Where Amazing Happens

Where Amazing Happens

May 20, 2010

Learning a Lesson from Brian Cushing and the NFL

Last week, we found out that rookie linebacker Brian Cushing tested positive for an illegal substance (presumably steroids). Unfortunately, we can't know for sure what that substance was but, honestly, it's beside the point. In baseball, a story like this would be THE story for at least a couple of days. We'd have columns and TV segments devoted to such a story being yet another black eye on the face of baseball, about how baseball has not yet cleaned up its act, and that it's a game chock full of cheaters. In football? Some voters made such a mockery of the story (the ensuing re-vote for the Rookie of the Year award Cushing had won) that they even changed their vote from another player to Cushing .

In case you didn't click on the link and read another entire story, here's a quote for you:

John McClain, who covers the Texans and the N.F.L. for The Houston Chronicle, offered his reason on Twitter for voting for Cushing again: “I vote Kevin Williams All-Pro every year knowing he tested positive. I voted for Peppers in ’02.”

Maybe we would see an MLB writer say this (look up Buster Olney's thoughts on steroids and the Hall of Fame sometime...as a writer who gets a vote for the Hall of Fame, he's actually campaigning AGAINST his having a vote and the way we judge those guilty or suspected of taking steroids) but that writer is a clear oddity, not the norm. Cushing kept his award, meaning that voters like John McClain were indeed of the prevailing mindset. Why such a discrepancy between two popular American sports? The answer: a multi-layered reality check that numerous baseball fans have refused to undertake.

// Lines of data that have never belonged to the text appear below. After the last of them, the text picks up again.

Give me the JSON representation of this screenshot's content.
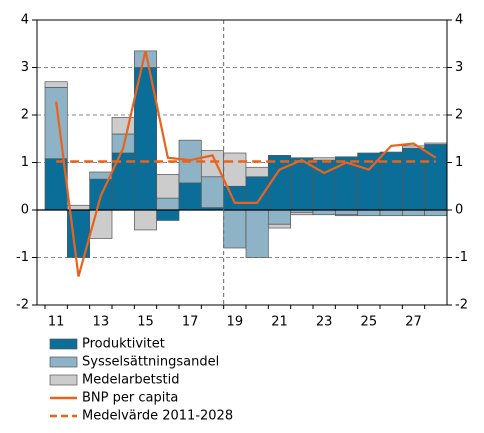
{
  "chart_data": {
    "type": "bar",
    "categories": [
      "11",
      null,
      "13",
      null,
      "15",
      null,
      "17",
      null,
      "19",
      null,
      "21",
      null,
      "23",
      null,
      "25",
      null,
      "27",
      null
    ],
    "series": [
      {
        "name": "Produktivitet",
        "type": "bar",
        "color": "#0b6e99",
        "values": [
          1.08,
          -1.0,
          0.65,
          1.2,
          3.0,
          -0.22,
          0.57,
          0.05,
          0.5,
          0.7,
          1.15,
          1.1,
          1.05,
          1.12,
          1.2,
          1.22,
          1.3,
          1.38
        ]
      },
      {
        "name": "Sysselsättningsandel",
        "type": "bar",
        "color": "#8fb3c6",
        "values": [
          1.5,
          0,
          0.15,
          0.4,
          0.35,
          0.25,
          0.9,
          0.65,
          -0.8,
          -1.0,
          -0.3,
          -0.05,
          -0.1,
          -0.1,
          -0.12,
          -0.12,
          -0.12,
          -0.12
        ]
      },
      {
        "name": "Medelarbetstid",
        "type": "bar",
        "color": "#cccccc",
        "values": [
          0.12,
          0.1,
          -0.6,
          0.35,
          -0.42,
          0.5,
          0,
          0.55,
          0.7,
          0.2,
          -0.08,
          -0.05,
          0.05,
          -0.02,
          0,
          0,
          0.05,
          0.03
        ]
      },
      {
        "name": "BNP per capita",
        "type": "line",
        "color": "#e8641e",
        "values": [
          2.28,
          -1.4,
          0.3,
          1.3,
          3.35,
          1.1,
          1.05,
          1.15,
          0.15,
          0.15,
          0.85,
          1.05,
          0.78,
          1.0,
          0.85,
          1.35,
          1.4,
          1.1
        ]
      },
      {
        "name": "Medelvärde 2011-2028",
        "type": "line",
        "dashed": true,
        "color": "#e8641e",
        "values": [
          1.02,
          1.02,
          1.02,
          1.02,
          1.02,
          1.02,
          1.02,
          1.02,
          1.02,
          1.02,
          1.02,
          1.02,
          1.02,
          1.02,
          1.02,
          1.02,
          1.02,
          1.02
        ]
      }
    ],
    "ylim": [
      -2,
      4
    ],
    "yticks": [
      -2,
      -1,
      0,
      1,
      2,
      3,
      4
    ],
    "y2lim": [
      -2,
      4
    ],
    "y2ticks": [
      -2,
      -1,
      0,
      1,
      2,
      3,
      4
    ],
    "grid": true,
    "legend": "bottom"
  }
}
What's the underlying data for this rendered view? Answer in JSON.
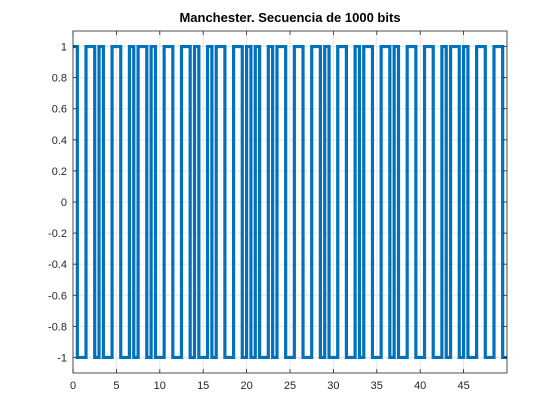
{
  "chart_data": {
    "type": "line",
    "title": "Manchester. Secuencia de 1000 bits",
    "xlabel": "",
    "ylabel": "",
    "xlim": [
      0,
      50
    ],
    "ylim": [
      -1.1,
      1.1
    ],
    "x_ticks": [
      0,
      5,
      10,
      15,
      20,
      25,
      30,
      35,
      40,
      45
    ],
    "x_tick_labels": [
      "0",
      "5",
      "10",
      "15",
      "20",
      "25",
      "30",
      "35",
      "40",
      "45"
    ],
    "y_ticks": [
      1,
      0.8,
      0.6,
      0.4,
      0.2,
      0,
      -0.2,
      -0.4,
      -0.6,
      -0.8,
      -1
    ],
    "y_tick_labels": [
      "1",
      "0.8",
      "0.6",
      "0.4",
      "0.2",
      "0",
      "-0.2",
      "-0.4",
      "-0.6",
      "-0.8",
      "-1"
    ],
    "grid": true,
    "line_color": "#0072BD",
    "series": [
      {
        "encoding": "manchester",
        "bit_period": 1,
        "bits": [
          1,
          0,
          1,
          1,
          0,
          1,
          0,
          0,
          1,
          1,
          0,
          1,
          0,
          1,
          1,
          0,
          0,
          1,
          0,
          1,
          1,
          1,
          0,
          0,
          1,
          0,
          1,
          0,
          1,
          1,
          0,
          1,
          0,
          0,
          1,
          0,
          1,
          1,
          0,
          1,
          0,
          1,
          0,
          0,
          1,
          1,
          0,
          1,
          0,
          1
        ]
      }
    ]
  }
}
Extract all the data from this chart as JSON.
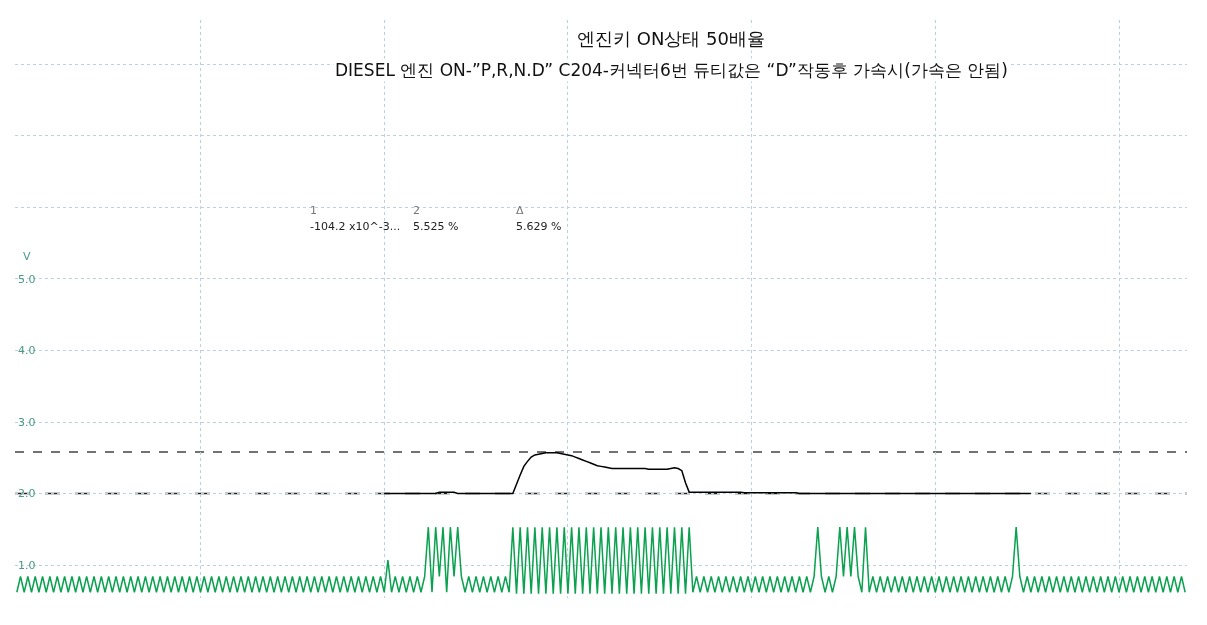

Personally, I respect the NFL writers' re-vote and would've done the same thing myself. Why pretend that something isn't going on and then acting like a moral authority when you definitively find out that it is? Baseball writers LOVED guys like McGwire when they were saving baseball (everyone knew McGwire was taking andro, which is a baby step away from steroids...it was often reported on and NOBODY CARED. Why the sudden moral high ground years after the fact?) yet bastardized them once they could no longer ignore the facts and the realization that steroids were much bigger than just a few guys. But honestly, shouldn't we care LESS once we find out it's a bigger problem? If only a few guys are doing it, then you're given an uneven playing field. If a vast majority are doing it, you're back to even again (or as close as you might get). And that's where the NFL writers get it. They know what goes on but they accept, and even embrace, the fact that people love watching large, fast men run at each other and knock the living crap out of each other. We accept it because it's an even playing field, just like baseball has been.

Right now, if anyone is actually reading this, you're probably a little fired up and thinking about what a complete moron I am. It's possible that I am (actually likely) but I stand by the fact that the Steroid Era should not just be blackballed from baseball history. No, steroids should not just be embraced going forward. It's good that baseball is finally on top of it and working on their testing and ridding the game of PEDs. But the past DID happen and those guys were still very talented ballplayers. Embrace their performance based on the fact that they were competing against guys doing the same questionable things to get better. Sure, there are home run numbers that are skewed.

But let's compare players the way we should--in comparison to those around them. Players of past eras played without blacks or latinos, on speed, on crack...the list goes on of the different things that changed the conditions under which players played. So instead of living in the past and pretending like all of these cross-generational comparisons based on home runs and RBIs really make sense, let's evaluate players in comparison to how they dominated the era in which they played. The NFL gets it. Hopefully Major League Baseball can take a couple of hints and move the game into a new golden age.